Productivity Metrics

Metrics were always more than just numbers – they're about people too because they tell a story of progress, setbacks, and potential. An engineering manager is responsible for monitoring key productivity metrics. But beyond that, engineering managers also have to interpret them correctly within the project context to guide the dev team toward optimal performance.

Strategic Planning

I remember a project that initially seemed straightforward. However, with some strategic foresight, we transformed it into a game-changer for our Android team. Strategic planning as an SEM goes beyond immediate tasks—it's about envisioning the long-term impact and directing the team towards that larger vision.

What Is the Salary of an Engineering Manager?
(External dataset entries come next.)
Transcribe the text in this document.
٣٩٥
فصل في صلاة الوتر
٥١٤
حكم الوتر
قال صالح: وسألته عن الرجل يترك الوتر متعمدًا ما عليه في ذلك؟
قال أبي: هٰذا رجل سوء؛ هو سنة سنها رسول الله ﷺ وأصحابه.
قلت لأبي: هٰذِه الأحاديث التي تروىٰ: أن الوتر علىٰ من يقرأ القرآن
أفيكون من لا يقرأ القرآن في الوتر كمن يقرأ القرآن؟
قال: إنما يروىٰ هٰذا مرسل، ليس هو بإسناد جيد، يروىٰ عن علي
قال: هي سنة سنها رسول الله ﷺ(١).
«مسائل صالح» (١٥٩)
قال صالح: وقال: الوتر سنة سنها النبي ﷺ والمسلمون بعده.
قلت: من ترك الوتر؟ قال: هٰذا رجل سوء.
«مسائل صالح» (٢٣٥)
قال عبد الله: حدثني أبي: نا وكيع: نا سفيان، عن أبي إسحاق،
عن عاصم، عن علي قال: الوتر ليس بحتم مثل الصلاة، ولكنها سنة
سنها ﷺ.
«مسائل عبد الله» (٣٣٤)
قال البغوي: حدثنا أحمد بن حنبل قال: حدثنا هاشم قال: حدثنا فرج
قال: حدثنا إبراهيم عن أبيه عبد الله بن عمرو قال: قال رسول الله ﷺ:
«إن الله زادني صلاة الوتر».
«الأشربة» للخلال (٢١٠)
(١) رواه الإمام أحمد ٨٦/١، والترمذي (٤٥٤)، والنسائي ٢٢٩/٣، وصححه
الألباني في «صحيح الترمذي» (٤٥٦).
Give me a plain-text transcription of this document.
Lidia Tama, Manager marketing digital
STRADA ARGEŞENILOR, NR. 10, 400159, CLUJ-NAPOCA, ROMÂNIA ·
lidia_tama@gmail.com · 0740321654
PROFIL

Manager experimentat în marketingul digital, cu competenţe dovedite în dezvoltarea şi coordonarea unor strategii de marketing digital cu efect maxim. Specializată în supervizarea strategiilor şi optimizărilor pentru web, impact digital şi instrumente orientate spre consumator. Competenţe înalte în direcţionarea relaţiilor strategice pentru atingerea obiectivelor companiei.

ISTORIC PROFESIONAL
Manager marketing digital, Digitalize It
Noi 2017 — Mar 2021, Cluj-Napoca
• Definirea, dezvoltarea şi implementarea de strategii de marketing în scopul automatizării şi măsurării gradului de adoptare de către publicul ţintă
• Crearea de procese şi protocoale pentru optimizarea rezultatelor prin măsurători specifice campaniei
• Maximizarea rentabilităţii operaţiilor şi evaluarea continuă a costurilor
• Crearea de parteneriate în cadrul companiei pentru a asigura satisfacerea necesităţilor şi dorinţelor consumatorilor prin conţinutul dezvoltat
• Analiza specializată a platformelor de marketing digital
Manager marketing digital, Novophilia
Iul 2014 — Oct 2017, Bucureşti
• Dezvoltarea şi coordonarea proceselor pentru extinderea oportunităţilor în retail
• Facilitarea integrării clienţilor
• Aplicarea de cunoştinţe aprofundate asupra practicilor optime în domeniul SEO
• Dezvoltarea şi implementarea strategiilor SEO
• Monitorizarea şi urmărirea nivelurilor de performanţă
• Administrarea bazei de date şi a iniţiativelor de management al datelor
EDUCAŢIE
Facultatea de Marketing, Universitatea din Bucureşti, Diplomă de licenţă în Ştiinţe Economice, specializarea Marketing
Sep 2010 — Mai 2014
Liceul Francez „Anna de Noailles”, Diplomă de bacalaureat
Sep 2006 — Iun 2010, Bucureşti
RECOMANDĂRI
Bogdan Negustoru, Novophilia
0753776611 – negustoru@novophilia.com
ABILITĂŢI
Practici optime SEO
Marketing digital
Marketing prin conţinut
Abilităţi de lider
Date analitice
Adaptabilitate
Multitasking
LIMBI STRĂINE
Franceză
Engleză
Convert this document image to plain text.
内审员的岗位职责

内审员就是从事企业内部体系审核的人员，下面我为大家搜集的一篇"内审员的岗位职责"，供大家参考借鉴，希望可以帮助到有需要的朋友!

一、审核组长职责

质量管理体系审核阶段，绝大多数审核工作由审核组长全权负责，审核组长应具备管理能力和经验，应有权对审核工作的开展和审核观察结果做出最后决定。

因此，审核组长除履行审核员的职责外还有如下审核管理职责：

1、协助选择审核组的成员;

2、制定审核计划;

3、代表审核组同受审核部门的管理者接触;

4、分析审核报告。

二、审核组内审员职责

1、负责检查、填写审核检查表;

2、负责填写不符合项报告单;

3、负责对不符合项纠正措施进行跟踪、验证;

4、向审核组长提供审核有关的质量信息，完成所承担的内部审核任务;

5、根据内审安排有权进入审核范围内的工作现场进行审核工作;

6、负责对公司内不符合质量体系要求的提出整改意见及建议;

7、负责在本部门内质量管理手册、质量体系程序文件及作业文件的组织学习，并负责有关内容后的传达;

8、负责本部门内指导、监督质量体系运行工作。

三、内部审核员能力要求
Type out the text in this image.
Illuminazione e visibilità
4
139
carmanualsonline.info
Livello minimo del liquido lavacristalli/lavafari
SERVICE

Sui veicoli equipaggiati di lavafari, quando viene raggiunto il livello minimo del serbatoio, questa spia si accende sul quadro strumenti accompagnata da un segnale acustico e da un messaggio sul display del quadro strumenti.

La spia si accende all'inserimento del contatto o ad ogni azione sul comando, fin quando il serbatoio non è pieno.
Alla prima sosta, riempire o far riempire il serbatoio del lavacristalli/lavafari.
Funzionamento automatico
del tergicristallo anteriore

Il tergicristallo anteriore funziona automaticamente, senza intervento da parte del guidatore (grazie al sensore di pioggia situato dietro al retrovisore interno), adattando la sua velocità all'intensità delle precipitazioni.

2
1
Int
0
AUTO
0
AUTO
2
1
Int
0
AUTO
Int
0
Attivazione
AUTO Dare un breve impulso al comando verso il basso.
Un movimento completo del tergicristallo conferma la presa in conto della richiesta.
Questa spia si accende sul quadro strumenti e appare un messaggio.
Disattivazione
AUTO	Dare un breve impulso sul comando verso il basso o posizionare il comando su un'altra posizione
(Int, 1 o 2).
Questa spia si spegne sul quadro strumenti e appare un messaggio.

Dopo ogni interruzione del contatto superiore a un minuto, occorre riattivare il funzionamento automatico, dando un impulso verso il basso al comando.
The salary of an engineering manager can vary significantly based on factors such as location, industry, company size, and the individual's level of experience. On average, an engineering manager in the United States can expect to earn between $120,000 to $160,000 annually, with the potential for higher earnings in top tech hubs like Silicon Valley, where salaries can exceed $200,000. Additional compensation may include bonuses, stock options, and other benefits.

What Degree Do You Need to Become a Software Engineering Manager?

To become a software engineering manager, a bachelor's degree in computer science, software engineering, or a related field is typically required. Many successful engineering managers also hold a master's degree in business administration (MBA) or a related field, which can provide valuable skills in leadership and management. Additionally, practical experience in software development and prior leadership roles are crucial for advancing to this position.


While the job description for a Software Engineering Manager can vary significantly, there's no denying their pivotal role in ensuring the successful delivery of projects by leading and supporting their engineering teams. However, the journey to becoming an engineering manager or director of engineering isn't for everyone. The key is to understand its job duties, and if management and leadership don't fit in with your career path, get off it right away.